‘What differentiates truly great fundraising from the average, good and poor?’ and ‘What are the factors that allow an organisation to double, treble or even quadruple its income?’
These are questions addressed by Professors Adrian Sargeant and Jen Shang in their newly released report, Great Fundraising.
Writing in The Agitator on the report, Roger Craver says: “the nugget … most important to note: The fact that Adrian and Jen focused on interviewing and understanding organizational leaders who had achieved massive growth. As in 2X, 3X or 4X their organization’s ‘normal’ income.
How did they do this? Everyone said they could not have achieved great fundraising in the organization as it once was. Creating breakthrough results required fundamental change in culture and thinking. Not great ideas, no brilliant creative, just the internal change that says mediocre and complacent is no longer acceptable.” (emphasis added).
Craver continues with a key take-away from the report:
“Successful fundraising directors tend to be leaders who put the organization first and far ahead of their personal ambitions. Leaders who embed themselves holistically in their organization, creating great fundraising for a cause they are passionate about. They lead and inspire others through a combination of will and personal humility.”
This, from the Executive Summary of the report:
“So what do we mean by great fundraising? None of our participants defined greatness in terms of the absolute amounts raised, they defined greatness in terms of delivering growth and substantive growth at that. Outstanding fundraising enables an organization’s fundraising income to double, triple or even quadruple so that the charity climbs dramatically up the league table of charities as ranked by voluntary income.
Growth though was not a goal in and of itself. None of our interviewees defined fundraising greatness without mentioning the impact that the enhanced income would have on the mission of the organization. A passion for the work and daring to believe in what might be achieved was considered paramount. On occasion the success had taken the focal organization by surprise with some interviewees reporting that so much additional income had been generated the organization was compelled to reinvent their programs to ensure that the monies were properly spent. Equally, others mentioned that in order to create a compelling ongoing case for support, they had needed to work closely with their program team to ensure that any new objectives were meaningful for donors. Fundraising greatness thus delivers the kind of growth that is transformational for the organization and its programs either in scale or in content so that the organization can multiply its societal impact.

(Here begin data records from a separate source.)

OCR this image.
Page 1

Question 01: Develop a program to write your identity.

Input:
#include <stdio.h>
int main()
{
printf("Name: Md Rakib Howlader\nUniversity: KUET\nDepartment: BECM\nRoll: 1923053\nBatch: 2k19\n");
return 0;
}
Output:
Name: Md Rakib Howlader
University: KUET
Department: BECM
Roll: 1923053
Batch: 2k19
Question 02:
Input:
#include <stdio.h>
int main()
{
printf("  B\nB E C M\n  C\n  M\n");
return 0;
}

Our results indicate that exceptional fundraising managers exhibit the characteristics of level 5 leaders. They manage their teams and achieve desired change through a combination of will and personal humility. We also found that they devote considerable attention to what they regard as the critical building blocks of success, namely building an exceptional team, structure(s) and culture.”
The report is available free of charge here.
How does your organization stack-up? And equally important, how do your leaders stack-up? Do they put the organization “first and far ahead of their personal ambitions?”
Are they inspiring? Are they spending time developing an exceptional team? And a strong organizational culture that optimizes the impact of those in the talent pipeline?
Or, are they simply mediocre gatekeepers.
Food for thought – especially for board members charged with executive oversight.